My Lords, if the noble Baroness will forgive me for interrupting, surely she will not dispute that at present they are other people's children.


But, my Lords, I do not want them to be. What I was really trying to say was that the criteria by which we decide on their best interests should be the same criteria, as the right reverend Prelate properly said, as we use for our own children, and this I think has gone throughout the whole of the debate.

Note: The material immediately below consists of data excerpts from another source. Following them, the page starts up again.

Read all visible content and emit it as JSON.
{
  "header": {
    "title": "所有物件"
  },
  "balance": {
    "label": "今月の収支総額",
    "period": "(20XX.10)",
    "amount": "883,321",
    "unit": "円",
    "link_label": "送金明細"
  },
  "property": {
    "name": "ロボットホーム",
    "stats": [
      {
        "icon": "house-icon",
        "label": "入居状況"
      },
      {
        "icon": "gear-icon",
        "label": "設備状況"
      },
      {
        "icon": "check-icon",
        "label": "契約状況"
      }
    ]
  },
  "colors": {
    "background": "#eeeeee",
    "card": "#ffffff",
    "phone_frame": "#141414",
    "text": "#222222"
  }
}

My Lords, whatever differences there may be between us on matters of detail, and matters of drafting and phrasing, which I am sure we can argue out in your Lordships' usual amicable and friendly way during the later stages of this Bill, I know that my noble friend Lord Stonham, on behalf of the Home Office, and I, for my part, find it most encouraging that such a forward-looking measure, based on the simple principles that prevention is better than cure and that constructive treatment along educational and social lines is more worth while than repression, has received such a widespread and generous welcome in your Lordships' House. The noble Lord, Lord Stonham, and I are grateful for all the support we have received, and I particularly for the way your Lordships have remained in the Chamber. I commend this Bill to the House and look forward to its Committee stage.

On Question, Bill read 2a and committed to a Committee of the Whole House.